1. It is **Conservative**, since it folds at the beginning if the holding cards are too small. (But it is irrationable! We will lose small/big blind for the round.)
2. It is adding **Randomness**, since it raise some money if the holding cards look great! (Without considering hole cards and do Monte-Carlo sampling, this is actually not that reasonable. But on the other hand, since our INSANE opponent will also see the exactly same hole cards, maybe doing decision without looking at the common part is kind of make sense?)

As a result, though I can't provide a clear explanation, this **new version of AI agent perform better** and has the ability to beat those advanced baselines.

---


# **Some Reflect**

Originally, when I start this project, I actually use some very naive approaches (just some stupid python script) to learn more about the given baselines (which I didn't mention the result in this report), and I believe all the baselines are very, very strong!
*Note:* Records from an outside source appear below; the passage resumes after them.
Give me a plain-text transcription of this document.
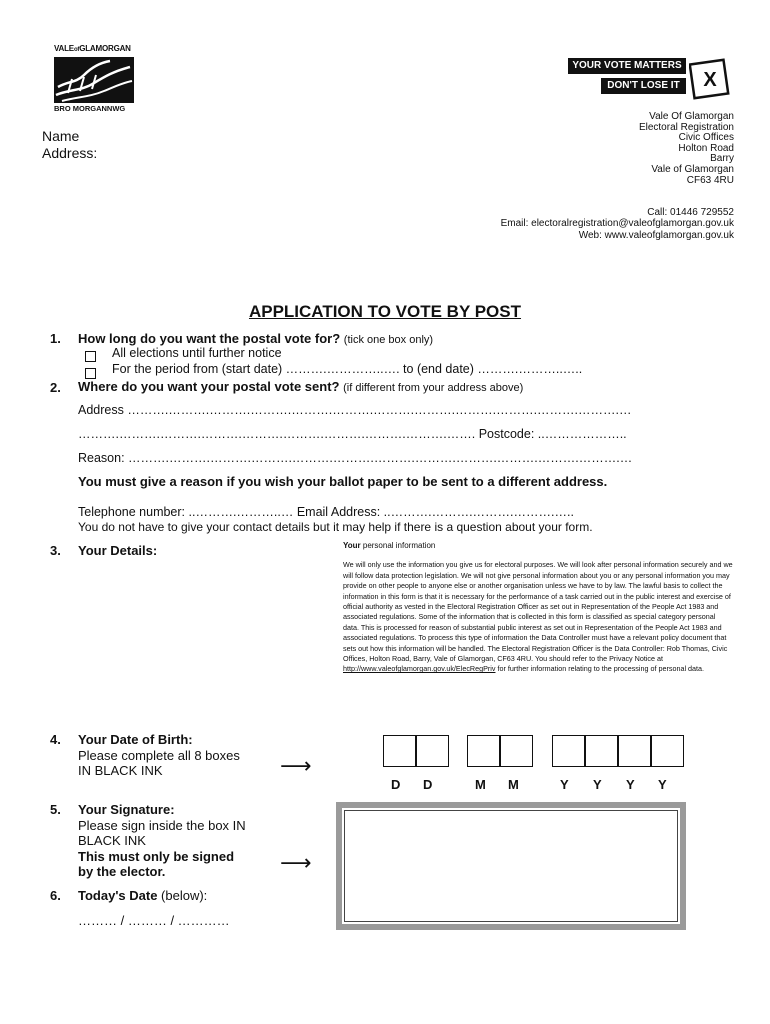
VALEofGLAMORGAN
BRO MORGANNWG
YOUR VOTE MATTERS
DON'T LOSE IT	X
Name
Address:
Vale Of Glamorgan
Electoral Registration
Civic Offices
Holton Road
Barry
Vale of Glamorgan
CF63 4RU
Call: 01446 729552
Email: electoralregistration@valeofglamorgan.gov.uk
Web: www.valeofglamorgan.gov.uk
APPLICATION TO VOTE BY POST
1. How long do you want the postal vote for? (tick one box only)
All elections until further notice
For the period from (start date) ……….…………..…. to (end date) ……….………..…..
2. Where do you want your postal vote sent? (if different from your address above)
Address ……….……….……….……….……….……….……….……….……….……….……….……….…
……….……….……….……….……….……….……….……….……….……. Postcode: ..………………..
Reason: ……….……….……….……….……….……….……….……….……….……….……….……….…
You must give a reason if you wish your ballot paper to be sent to a different address.
Telephone number: ..……….………..… Email Address: ..……….……….……….……….…..
You do not have to give your contact details but it may help if there is a question about your form.
3. Your Details:	Your personal information
We will only use the information you give us for electoral purposes. We will look after personal information securely and we will follow data protection legislation. We will not give personal information about you or any personal information you may provide on other people to anyone else or another organisation unless we have to by law. The lawful basis to collect the information in this form is that it is necessary for the performance of a task carried out in the public interest and exercise of official authority as vested in the Electoral Registration Officer as set out in Representation of the People Act 1983 and associated regulations. Some of the information that is collected in this form is classified as special category personal data. This is processed for reason of substantial public interest as set out in Representation of the People Act 1983 and associated regulations. To process this type of information the Data Controller must have a relevant policy document that sets out how this information will be handled. The Electoral Registration Officer is the Data Controller: Rob Thomas, Civic Offices, Holton Road, Barry, Vale of Glamorgan, CF63 4RU. You should refer to the Privacy Notice at http://www.valeofglamorgan.gov.uk/ElecRegPriv for further information relating to the processing of personal data.
4. Your Date of Birth:
Please complete all 8 boxes
IN BLACK INK	⟶
D D	M M	Y Y Y Y
5. Your Signature:
Please sign inside the box IN
BLACK INK
This must only be signed
by the elector.	⟶
6. Today's Date (below):
……… / ……… / …………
That's the reason why I start doing deep-learning method in the first part, I believe I can mimic their strategies and train another powerful model. However, this approach failed.

After doing Monte-Carlo method, I found out that these baselines actually are not that powerful like I have thought. When testing the first four baselines, they can be easily beated by my heuristic algorithm, which simply do a large amount of computation and simulation. "Maybe this is the truth of gambling, just a mathematician's game", I thought at that time.

However, after continue testing baseline 6 and 7, my mind changes again. These advanced baselines' strategies can actually beat all of the rational agent that I have made, forcing me to build my agent also being not that reasonable. At the end, using the term from **Game Theory**, both agents are **signaling** and **lying** the other agent in every round. 

Hence, gambling seems not to be that "calculatable" again?  

The `agent.py` is the final proposed agent, **using heuristic algorithm assisted by Monte-Carlo sampling** (as in the last paragragh).

---

# **References**

- All of the written report is made without generative AI.  
- Codes are assisted by OpenAI GPT-o3, but all the ideas and coding structures are my efforts.